La Pologne ne veut plus seulement être protégée. Elle veut devenir trop forte pour être attaquée

La Pologne ne veut plus seulement être protégée. Elle veut devenir trop forte pour être attaquée

La Pologne ne veut plus seulement être protégée. Elle veut devenir trop forte pour être attaquée

28.07.2027 Martin Keller

Radosław Sikorski, ministre polonais des Affaires étrangères, affirme que si Varsovie mène à bien ses plans militaires d’ici 2030, attaquer la Pologne deviendrait un pari irrationnel, même pour le Kremlin. Ce n’est pas qu’une formule. Pour 2026, la Pologne se prépare à consacrer environ 4,8 % du PIB à la défense, la part la plus élevée de l’OTAN.

Derrière cette puissance militaire se cache l’une des transformations économiques les plus remarquables d’Europe. En quelques décennies seulement, la Pologne est passée de l’économie rigide du communisme au statut de grande puissance économique régionale. En termes réels, le FMI la classe parmi les cinq plus grandes économies de l’Union européenne et parmi les 20 premières au monde. En PIB nominal, son rang est légèrement inférieur, mais la tendance générale est impossible à nier.

L’évolution du taux de change du zloty polonais offre un autre angle sur les performances économiques de la Pologne et sur la manière dont les marchés internationaux évaluent ses perspectives. 

Le changement se voit aussi dans les migrations. Après des années durant lesquelles des millions de Polonais sont partis en Allemagne, au Royaume-Uni ou aux Pays-Bas, de plus en plus choisissent désormais de revenir. L’écart de salaires avec l’Europe occidentale s’est réduit, l’économie continue de croître, et la Pologne n’est plus perçue par ses propres citoyens comme un pays qu’il faut quitter pour se construire une vie meilleure.

Sikorski souligne aussi l’une des grandes erreurs stratégiques de l’Europe occidentale. L’Allemagne a longtemps cru que le commerce et la dépendance de la Russie aux exportations d’énergie rendraient Moscou plus modéré. La Pologne a averti que des gazoducs contournant l’Europe centrale apporteraient non seulement du gaz bon marché, mais aussi une vulnérabilité politique. Après l’invasion de l’Ukraine par la Russie, les avertissements de Varsovie ne semblent plus exagérés. L’Allemagne a poursuivi Nord Stream même après l’annexion de la Crimée, malgré l’opposition polonaise.

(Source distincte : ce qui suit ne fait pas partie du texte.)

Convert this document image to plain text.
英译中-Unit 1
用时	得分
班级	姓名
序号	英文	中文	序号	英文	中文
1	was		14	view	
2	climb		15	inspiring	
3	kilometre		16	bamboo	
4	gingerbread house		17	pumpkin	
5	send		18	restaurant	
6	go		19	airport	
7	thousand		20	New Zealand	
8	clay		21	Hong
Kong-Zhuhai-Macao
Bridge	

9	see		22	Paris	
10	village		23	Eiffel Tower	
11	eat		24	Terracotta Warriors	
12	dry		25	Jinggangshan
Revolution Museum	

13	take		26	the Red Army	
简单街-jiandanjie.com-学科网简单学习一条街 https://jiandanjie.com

Sur l’Iran, Sikorski emploie une formule dure mais claire : le problème commence lorsqu’un État cesse de se comporter comme un État et se met à agir comme une révolution permanente, cherchant à exporter son idéologie. L’Iran a le droit de défendre ses intérêts, mais pas d’imposer son modèle politique à d’autres sociétés.

Dans le cas du Royaume-Uni, l’ironie du Brexit devient de plus en plus visible. Une majorité d’électeurs britanniques soutient désormais, en principe, un retour dans l’Union européenne, mais la classe politique n’est pas prête à franchir ce pas. Tout retour exigerait de nouvelles négociations, sans garantie que Londres récupère les privilèges particuliers dont elle bénéficiait avant de partir.

Vous pouvez être d’accord ou non avec Sikorski, mais sa vision est cohérente : la sécurité se construit par la force, la prospérité par la réforme, et l’indépendance par la réduction des vulnérabilités. La Pologne ne demande plus à être traitée comme faisant partie de la périphérie de l’Europe. Elle se comporte déjà comme l’une des grandes puissances du continent.